Watson, who also serves as UPMC’s vice president of international business, said telemedicine will be the key to transitioning from fee-for-service to value-based care because it represents all that value-based care strives for: patient-centered care, delivered with convenience and at a lower cost, and driving better clinical outcomes.
Kofi Jones, vice president of governmental affairs for American Well – who admirably condensed hundreds of pages of MACRA legalese into a 30-minute primer for the ATA audience – said the new rules offer ample opportunities for healthcare providers to improve their reimbursements through telemedicine. A $100 healthcare visit based on 2014 CMS reimbursement guidelines, she said, could net a physician as much as $189.50 under MACRA.
Or as low as $62.50, she noted, if providers aren’t paying attention.

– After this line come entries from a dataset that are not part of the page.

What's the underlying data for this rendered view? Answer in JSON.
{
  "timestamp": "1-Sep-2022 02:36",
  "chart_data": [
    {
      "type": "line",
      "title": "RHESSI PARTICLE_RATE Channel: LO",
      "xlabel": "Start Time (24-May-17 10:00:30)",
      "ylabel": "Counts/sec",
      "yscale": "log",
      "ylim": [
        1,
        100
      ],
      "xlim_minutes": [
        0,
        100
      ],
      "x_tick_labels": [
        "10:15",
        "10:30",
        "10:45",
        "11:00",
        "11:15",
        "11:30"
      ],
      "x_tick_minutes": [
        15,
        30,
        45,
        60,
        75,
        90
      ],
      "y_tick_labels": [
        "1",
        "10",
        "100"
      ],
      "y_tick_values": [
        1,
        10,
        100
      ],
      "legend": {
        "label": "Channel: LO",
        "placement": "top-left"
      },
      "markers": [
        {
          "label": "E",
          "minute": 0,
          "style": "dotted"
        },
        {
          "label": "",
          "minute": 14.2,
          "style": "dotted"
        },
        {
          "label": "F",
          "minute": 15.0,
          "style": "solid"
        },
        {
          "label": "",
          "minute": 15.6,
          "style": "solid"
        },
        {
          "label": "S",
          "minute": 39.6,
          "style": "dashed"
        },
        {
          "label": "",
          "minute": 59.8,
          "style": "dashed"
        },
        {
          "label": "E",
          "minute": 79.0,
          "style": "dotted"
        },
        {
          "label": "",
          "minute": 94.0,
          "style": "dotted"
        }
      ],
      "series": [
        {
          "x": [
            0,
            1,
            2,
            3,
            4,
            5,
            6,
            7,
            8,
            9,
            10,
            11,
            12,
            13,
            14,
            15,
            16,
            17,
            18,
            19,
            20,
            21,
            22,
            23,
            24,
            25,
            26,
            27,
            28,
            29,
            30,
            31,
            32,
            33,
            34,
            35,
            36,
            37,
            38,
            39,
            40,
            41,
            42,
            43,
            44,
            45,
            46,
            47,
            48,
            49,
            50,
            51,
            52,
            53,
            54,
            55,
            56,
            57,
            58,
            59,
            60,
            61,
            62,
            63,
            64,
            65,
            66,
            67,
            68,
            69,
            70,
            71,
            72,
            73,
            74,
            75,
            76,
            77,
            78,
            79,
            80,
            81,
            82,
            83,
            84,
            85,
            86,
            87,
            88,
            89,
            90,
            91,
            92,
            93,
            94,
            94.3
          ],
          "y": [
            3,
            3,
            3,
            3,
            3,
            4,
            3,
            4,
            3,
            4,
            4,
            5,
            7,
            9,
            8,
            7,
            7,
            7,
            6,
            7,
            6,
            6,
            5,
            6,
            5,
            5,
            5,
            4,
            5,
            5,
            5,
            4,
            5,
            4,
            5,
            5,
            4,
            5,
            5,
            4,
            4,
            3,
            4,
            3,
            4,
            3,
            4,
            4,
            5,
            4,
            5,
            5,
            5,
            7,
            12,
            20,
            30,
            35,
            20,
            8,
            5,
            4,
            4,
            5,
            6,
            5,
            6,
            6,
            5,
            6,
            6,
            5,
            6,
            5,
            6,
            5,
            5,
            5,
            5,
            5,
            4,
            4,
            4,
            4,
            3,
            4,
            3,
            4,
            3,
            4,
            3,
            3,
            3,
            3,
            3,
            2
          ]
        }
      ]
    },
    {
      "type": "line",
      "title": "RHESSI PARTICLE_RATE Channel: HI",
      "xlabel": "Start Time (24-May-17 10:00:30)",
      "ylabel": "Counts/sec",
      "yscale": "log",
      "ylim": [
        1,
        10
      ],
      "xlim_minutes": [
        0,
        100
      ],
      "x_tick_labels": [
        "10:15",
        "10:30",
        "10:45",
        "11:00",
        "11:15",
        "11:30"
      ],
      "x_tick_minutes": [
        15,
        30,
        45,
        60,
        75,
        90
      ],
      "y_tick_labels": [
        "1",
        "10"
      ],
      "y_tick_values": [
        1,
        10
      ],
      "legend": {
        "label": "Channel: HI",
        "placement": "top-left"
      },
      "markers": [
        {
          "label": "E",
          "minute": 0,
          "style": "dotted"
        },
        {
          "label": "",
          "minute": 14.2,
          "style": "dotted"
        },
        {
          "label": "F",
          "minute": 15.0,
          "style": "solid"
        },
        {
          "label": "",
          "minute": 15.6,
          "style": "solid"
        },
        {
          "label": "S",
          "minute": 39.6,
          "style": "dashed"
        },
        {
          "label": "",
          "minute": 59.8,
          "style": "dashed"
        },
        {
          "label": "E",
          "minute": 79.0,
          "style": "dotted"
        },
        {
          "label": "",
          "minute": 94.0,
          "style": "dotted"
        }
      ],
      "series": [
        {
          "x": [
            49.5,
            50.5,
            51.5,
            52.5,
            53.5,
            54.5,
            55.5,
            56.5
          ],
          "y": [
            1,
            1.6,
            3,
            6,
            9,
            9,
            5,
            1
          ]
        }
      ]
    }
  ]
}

“It’s critically important to know what track you’re in,” she warned. “Just having telehealth will not increase your scores (which determine reimbursements) by definition.”
Linkous said telemedicine has that power to affect the transition because it’s “the hot topic in healthcare these days.” So far this year, in preliminary data compiled for an upcoming ATA report, it has been used in some 8 million radiology cases, 1.9 million cardiac monitoring cases, 750,000 online primary care or urgent care sessions, 650,000 neurophysiological monitoring cases and 500,000 mental health sessions.
In addition, he said, roughly 30 percent of all ICU beds are covered by tele-ICU services at some point.
Those numbers give the ATA some ammunition in pushing telemedicine out to a healthcare industry bracing for radical change. LTG (Ret.) James Peake, MD, former U.S. Secretary of Veterans Affairs and the ATA’s current president, said it’s a “critical time” for healthcare providers preparing for payment reform.
“The ATA needs to be the leader in shepherding that use,” he said.